Rasulullah Larang Meniup Air Minum, Ini Penjelasan dan Hikmahnya

Yahya Sukamdani | Rabu, 02/07/2025
Rasulullah Larang Meniup Air Minum, Ini Penjelasan dan Hikmahnya Ilustrasi foto meniup ke dalam gelas

Terasmuslim.com - Dalam ajaran Islam, setiap aspek kehidupan memiliki adab yang diajarkan oleh Rasulullah ﷺ, termasuk dalam hal makan dan minum. Salah satu yang kerap dilupakan namun memiliki dampak besar adalah larangan meniup atau bernapas ke dalam gelas saat minum.

Larangan tersebut bersumber dari hadis sahih yang diriwayatkan oleh Imam Bukhari dan Muslim. Dalam sebuah riwayat dari Abu Qatadah disebutkan, Nabi Muhammad ﷺ bersabda: “Apabila salah seorang dari kalian minum, maka janganlah ia bernapas di dalam bejana.” (HR. Bukhari dan Muslim)

Larangan ini bukan tanpa alasan. Para ulama menjelaskan bahwa bernapas ke dalam gelas atau bejana tempat minum dapat mengotori air, menyebarkan kuman, atau bahkan menyebabkan ketidaknyamanan bagi orang lain yang ikut menggunakan wadah yang sama. Secara medis, meniup air juga dapat membawa bakteri dari mulut ke dalam air yang akan diminum.

Selain dari sisi kebersihan, larangan ini juga mengajarkan adab mulia dalam bersikap. Rasulullah ﷺ mengajarkan agar seseorang tidak minum sekaligus dalam satu tegukan besar, melainkan dilakukan dalam tiga kali tegukan, dan bernapas di luar gelas, bukan di dalamnya.

Dalam praktiknya, jika seseorang ingin bernapas saat minum, maka ia dianjurkan menjauhkan gelas terlebih dahulu dari mulutnya, lalu baru bernapas, kemudian kembali minum.
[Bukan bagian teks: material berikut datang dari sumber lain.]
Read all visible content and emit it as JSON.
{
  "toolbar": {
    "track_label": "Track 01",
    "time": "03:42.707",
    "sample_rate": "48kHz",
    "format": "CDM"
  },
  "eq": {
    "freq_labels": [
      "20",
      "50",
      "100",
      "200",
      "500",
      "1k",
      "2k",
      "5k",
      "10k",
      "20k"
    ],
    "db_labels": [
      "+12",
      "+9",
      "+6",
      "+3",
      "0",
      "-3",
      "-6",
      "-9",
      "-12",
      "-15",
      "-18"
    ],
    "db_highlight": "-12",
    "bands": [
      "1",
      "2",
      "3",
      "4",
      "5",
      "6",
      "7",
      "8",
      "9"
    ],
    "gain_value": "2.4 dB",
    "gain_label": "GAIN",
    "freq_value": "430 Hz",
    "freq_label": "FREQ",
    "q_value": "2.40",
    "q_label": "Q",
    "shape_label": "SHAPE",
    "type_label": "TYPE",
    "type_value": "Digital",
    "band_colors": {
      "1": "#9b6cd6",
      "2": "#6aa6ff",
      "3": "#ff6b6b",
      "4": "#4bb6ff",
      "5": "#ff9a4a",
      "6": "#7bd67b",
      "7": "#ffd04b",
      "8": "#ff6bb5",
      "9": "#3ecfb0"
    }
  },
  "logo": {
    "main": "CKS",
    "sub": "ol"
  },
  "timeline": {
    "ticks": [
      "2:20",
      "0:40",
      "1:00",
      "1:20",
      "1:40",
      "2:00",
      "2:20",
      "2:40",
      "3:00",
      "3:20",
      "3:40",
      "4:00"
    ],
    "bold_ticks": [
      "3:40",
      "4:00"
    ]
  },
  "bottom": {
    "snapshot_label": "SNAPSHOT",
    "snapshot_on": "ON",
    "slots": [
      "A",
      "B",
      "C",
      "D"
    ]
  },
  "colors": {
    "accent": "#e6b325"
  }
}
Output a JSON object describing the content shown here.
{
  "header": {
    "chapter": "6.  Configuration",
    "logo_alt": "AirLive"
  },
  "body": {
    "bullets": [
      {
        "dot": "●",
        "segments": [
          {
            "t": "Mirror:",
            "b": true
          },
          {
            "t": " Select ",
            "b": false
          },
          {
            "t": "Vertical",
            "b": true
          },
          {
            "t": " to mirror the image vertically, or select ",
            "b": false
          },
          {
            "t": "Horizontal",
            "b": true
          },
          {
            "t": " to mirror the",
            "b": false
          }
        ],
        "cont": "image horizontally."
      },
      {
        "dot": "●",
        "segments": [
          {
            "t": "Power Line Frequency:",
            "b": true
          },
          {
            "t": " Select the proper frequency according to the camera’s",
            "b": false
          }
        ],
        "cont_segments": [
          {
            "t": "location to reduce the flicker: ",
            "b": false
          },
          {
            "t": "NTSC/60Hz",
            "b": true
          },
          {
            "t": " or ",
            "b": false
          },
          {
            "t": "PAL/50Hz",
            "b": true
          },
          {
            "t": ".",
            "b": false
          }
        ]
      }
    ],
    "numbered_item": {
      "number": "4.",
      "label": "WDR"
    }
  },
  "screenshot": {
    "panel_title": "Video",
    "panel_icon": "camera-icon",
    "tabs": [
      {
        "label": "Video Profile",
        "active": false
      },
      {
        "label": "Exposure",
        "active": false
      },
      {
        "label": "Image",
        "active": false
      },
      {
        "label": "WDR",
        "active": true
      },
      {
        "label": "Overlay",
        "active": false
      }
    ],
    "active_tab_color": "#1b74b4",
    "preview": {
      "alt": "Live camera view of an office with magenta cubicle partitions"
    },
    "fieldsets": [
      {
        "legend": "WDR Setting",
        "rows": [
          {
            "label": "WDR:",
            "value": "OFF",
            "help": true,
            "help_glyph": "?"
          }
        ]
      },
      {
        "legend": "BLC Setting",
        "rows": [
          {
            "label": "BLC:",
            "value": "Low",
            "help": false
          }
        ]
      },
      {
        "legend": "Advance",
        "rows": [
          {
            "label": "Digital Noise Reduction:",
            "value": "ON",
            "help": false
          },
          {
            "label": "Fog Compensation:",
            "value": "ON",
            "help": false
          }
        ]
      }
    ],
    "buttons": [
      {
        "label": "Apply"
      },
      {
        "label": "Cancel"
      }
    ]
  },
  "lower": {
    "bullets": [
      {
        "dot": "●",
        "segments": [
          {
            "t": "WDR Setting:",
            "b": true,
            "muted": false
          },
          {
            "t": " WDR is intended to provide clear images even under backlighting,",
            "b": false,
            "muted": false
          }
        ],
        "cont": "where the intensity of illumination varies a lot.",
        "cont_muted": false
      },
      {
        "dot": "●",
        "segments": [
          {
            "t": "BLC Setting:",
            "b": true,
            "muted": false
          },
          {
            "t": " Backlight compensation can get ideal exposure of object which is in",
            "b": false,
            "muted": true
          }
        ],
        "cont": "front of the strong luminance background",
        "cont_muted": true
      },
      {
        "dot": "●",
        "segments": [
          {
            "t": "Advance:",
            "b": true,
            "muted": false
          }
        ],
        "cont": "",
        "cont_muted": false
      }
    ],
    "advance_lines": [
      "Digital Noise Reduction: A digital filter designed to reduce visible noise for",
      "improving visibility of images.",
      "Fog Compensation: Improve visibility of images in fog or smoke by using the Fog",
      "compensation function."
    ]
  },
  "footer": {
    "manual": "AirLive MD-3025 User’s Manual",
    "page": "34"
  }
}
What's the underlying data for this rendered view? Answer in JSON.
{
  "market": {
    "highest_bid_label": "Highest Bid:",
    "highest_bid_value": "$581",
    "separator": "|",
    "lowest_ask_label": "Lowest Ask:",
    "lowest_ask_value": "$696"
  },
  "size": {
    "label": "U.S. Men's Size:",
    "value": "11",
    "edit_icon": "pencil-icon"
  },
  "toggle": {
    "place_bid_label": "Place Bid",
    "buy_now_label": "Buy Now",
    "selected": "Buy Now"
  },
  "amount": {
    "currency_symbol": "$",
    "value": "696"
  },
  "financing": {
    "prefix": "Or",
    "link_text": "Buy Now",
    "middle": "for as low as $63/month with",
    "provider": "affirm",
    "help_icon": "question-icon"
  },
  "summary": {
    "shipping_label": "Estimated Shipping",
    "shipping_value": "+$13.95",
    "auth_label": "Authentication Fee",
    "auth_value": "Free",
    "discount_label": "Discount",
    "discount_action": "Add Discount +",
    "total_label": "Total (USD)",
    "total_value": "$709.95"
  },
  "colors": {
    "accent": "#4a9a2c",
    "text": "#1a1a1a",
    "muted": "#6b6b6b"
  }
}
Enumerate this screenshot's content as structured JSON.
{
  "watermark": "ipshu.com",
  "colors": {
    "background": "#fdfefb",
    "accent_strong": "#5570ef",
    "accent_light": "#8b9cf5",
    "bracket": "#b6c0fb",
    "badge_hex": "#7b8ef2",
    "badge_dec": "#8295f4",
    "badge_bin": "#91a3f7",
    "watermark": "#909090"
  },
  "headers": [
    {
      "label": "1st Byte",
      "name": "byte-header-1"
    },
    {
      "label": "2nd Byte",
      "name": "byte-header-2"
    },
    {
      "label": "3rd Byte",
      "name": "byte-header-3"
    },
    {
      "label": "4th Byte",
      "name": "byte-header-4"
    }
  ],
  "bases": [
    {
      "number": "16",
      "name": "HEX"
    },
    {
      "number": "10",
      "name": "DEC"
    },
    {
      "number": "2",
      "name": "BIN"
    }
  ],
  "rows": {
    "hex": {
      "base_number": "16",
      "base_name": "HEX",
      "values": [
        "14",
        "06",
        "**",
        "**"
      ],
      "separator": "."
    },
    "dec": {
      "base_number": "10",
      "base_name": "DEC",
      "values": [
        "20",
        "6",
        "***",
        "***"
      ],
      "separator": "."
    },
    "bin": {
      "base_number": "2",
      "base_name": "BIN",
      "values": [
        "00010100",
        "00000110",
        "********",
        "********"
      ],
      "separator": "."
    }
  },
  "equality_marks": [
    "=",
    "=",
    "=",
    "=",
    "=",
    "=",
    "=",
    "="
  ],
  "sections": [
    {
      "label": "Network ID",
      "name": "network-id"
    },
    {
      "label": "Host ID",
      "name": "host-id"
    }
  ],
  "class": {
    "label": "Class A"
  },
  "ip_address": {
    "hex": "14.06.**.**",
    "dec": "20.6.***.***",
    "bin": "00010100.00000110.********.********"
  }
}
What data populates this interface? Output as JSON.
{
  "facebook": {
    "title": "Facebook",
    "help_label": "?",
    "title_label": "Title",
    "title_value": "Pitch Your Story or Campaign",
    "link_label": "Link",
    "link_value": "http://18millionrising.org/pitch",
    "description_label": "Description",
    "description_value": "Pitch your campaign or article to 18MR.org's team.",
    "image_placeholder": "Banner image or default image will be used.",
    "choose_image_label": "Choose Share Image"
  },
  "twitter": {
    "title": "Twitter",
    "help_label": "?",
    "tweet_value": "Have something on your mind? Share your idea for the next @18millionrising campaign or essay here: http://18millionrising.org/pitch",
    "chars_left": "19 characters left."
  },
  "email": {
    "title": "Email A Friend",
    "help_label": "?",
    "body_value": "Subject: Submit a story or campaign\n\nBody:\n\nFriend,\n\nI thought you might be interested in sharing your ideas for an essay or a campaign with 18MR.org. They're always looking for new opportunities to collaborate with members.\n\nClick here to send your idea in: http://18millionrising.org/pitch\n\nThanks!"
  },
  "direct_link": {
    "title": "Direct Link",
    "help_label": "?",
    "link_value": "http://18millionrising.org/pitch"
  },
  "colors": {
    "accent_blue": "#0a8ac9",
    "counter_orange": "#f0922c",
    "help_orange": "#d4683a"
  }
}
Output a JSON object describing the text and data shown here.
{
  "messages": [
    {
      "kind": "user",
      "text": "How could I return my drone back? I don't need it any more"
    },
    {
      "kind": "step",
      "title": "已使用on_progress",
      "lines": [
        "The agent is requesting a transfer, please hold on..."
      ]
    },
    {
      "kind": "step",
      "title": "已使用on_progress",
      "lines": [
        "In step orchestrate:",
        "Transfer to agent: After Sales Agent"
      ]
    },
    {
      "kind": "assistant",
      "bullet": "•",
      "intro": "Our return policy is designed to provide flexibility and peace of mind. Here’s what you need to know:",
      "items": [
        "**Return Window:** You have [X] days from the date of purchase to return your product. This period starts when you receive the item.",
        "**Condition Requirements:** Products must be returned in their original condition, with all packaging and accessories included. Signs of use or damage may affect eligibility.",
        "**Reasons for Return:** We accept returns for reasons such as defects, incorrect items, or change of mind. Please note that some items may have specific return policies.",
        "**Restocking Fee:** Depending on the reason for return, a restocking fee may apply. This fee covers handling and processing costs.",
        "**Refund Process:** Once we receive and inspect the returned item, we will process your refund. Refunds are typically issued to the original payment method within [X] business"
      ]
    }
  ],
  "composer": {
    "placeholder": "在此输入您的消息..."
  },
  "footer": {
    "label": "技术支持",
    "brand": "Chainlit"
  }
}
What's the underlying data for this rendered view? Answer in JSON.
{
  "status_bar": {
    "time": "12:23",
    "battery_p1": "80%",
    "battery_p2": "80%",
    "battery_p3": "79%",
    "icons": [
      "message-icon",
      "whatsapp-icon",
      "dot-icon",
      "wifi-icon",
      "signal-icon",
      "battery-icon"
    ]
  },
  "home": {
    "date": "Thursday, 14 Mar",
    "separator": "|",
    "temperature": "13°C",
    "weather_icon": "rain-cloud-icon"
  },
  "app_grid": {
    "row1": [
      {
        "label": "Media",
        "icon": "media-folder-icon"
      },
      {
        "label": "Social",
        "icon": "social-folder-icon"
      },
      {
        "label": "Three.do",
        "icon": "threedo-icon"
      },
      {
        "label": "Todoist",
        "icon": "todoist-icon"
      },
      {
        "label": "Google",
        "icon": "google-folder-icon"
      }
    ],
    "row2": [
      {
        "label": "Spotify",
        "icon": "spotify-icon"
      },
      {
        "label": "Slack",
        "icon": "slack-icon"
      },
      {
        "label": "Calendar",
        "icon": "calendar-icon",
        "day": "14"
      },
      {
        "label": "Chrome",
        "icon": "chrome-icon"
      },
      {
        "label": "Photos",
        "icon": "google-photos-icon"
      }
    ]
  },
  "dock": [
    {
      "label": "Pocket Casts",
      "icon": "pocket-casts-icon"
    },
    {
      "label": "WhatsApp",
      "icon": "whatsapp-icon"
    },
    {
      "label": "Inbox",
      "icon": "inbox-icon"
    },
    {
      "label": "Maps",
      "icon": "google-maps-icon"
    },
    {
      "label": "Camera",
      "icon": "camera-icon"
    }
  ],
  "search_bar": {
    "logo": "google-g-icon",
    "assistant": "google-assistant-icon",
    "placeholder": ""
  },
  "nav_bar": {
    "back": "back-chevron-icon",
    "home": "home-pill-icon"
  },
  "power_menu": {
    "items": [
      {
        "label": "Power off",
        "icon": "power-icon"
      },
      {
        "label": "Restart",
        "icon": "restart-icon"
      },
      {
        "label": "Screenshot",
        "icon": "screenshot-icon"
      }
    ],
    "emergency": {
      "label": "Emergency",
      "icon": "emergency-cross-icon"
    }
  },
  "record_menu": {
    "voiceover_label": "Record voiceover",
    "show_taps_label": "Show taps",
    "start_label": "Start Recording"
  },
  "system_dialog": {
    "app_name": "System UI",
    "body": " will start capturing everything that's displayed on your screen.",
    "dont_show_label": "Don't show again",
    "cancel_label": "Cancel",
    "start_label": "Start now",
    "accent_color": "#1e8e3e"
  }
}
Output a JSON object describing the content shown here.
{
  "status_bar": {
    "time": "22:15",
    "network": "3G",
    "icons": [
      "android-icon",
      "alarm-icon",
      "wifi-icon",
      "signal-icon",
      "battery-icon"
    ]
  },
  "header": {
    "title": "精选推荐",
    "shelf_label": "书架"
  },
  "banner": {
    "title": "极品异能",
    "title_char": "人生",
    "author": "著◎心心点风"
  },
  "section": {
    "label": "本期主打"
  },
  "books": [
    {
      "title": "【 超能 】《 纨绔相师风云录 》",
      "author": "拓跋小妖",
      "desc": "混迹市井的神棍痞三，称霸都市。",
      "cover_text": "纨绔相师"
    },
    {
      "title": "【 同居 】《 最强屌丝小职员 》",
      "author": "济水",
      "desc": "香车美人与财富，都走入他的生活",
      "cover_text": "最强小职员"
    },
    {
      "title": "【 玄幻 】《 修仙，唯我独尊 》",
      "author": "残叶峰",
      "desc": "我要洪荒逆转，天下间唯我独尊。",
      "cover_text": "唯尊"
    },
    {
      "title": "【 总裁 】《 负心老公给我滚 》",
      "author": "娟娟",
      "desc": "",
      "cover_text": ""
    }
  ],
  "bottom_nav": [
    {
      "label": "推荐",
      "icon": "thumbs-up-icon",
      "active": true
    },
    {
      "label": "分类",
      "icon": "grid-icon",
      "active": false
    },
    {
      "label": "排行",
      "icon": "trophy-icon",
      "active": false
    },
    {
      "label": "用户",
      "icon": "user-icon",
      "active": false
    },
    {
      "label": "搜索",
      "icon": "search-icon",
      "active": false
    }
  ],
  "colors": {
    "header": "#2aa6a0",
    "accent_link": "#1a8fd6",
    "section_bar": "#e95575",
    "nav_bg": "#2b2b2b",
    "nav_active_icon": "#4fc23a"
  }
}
Hal ini merupakan bentuk etika dan kehati-hatian yang sejalan dengan nilai-nilai Islam yang penuh kesantunan.

Meski terlihat sederhana, ajaran ini menjadi bagian dari teladan Rasulullah dalam menjaga kebersihan, kesehatan, dan adab dalam kehidupan sehari-hari. Sebuah pesan bahwa Islam tidak hanya mengatur hubungan manusia dengan Tuhan, tetapi juga dengan sesama dan lingkungan sekitarnya.